How the iron ore rout is helping rare earth prices – by Frik Els ( – January 13, 2016)

In order to crack down on illegal mining, pollution and modernize the country’s mostly low-tech industry China consolidated its rare earth industry under six large organizations in 2014.

By far China and the world’s leading rare earth producer is China North Rare Earth Group Co (formerly Inner Mongolia Baotou Steel Rare-Earth (Group) Hi-Tech Co).

CNRE’s giant mine in Bayan Obo, Inner Mongolia near Baotou City, produces more than the rest of world’s rare earths mines combined and does so as a byproduct of iron ore mining. The 470 million tonne iron deposit was discovered in 1927 and REEs a decade later. According to some estimates Bayan Obo boasts 70% of the world’s proven REE reserves at more than 40 million tonnes.
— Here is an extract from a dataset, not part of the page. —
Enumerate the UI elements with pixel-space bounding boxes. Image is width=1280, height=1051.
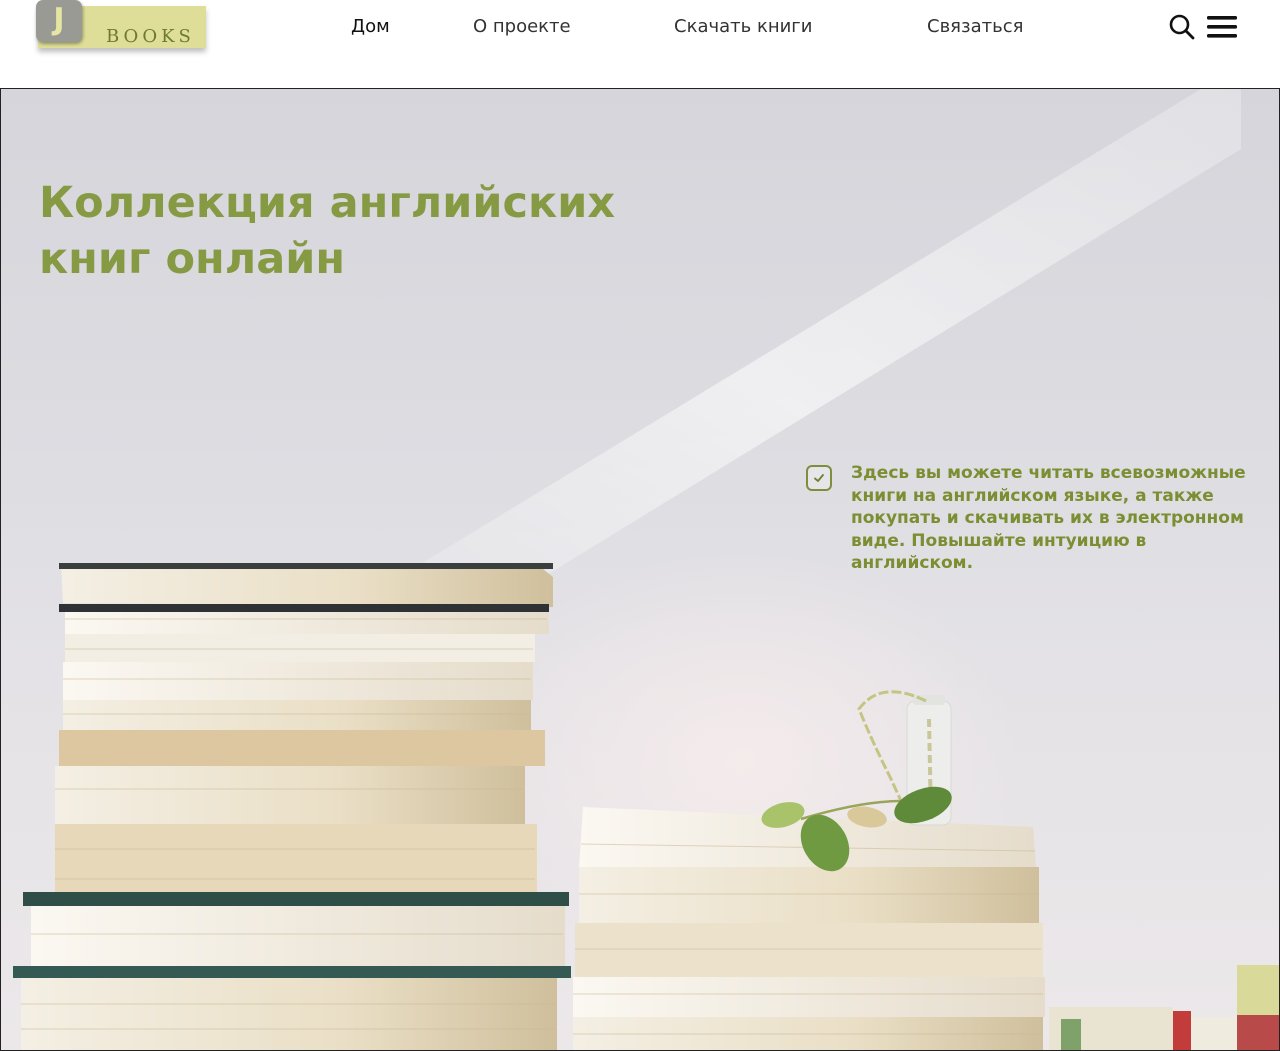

After consolidating five rare earth separation and refining businesses little over a year ago CNRE has a combined rare earth processing capacity of 73,500 tonnes per year. That compares to 2014 total global mine production of roughly 110,000 tonnes (total illegal mining is put as high as 40,000 tonnes).

The price of iron ore fell back to below $40 a tonne on Thursday, a level last seen in 2007 and down 8% already in 2016 following a near 40% decline last year.

The flood of cheap new supply, mainly from Australia and Brazil have hit smaller producers hard, but domestic Chinese mines which struggle with low grades (only around 20% Fe) and high production costs have been most affected.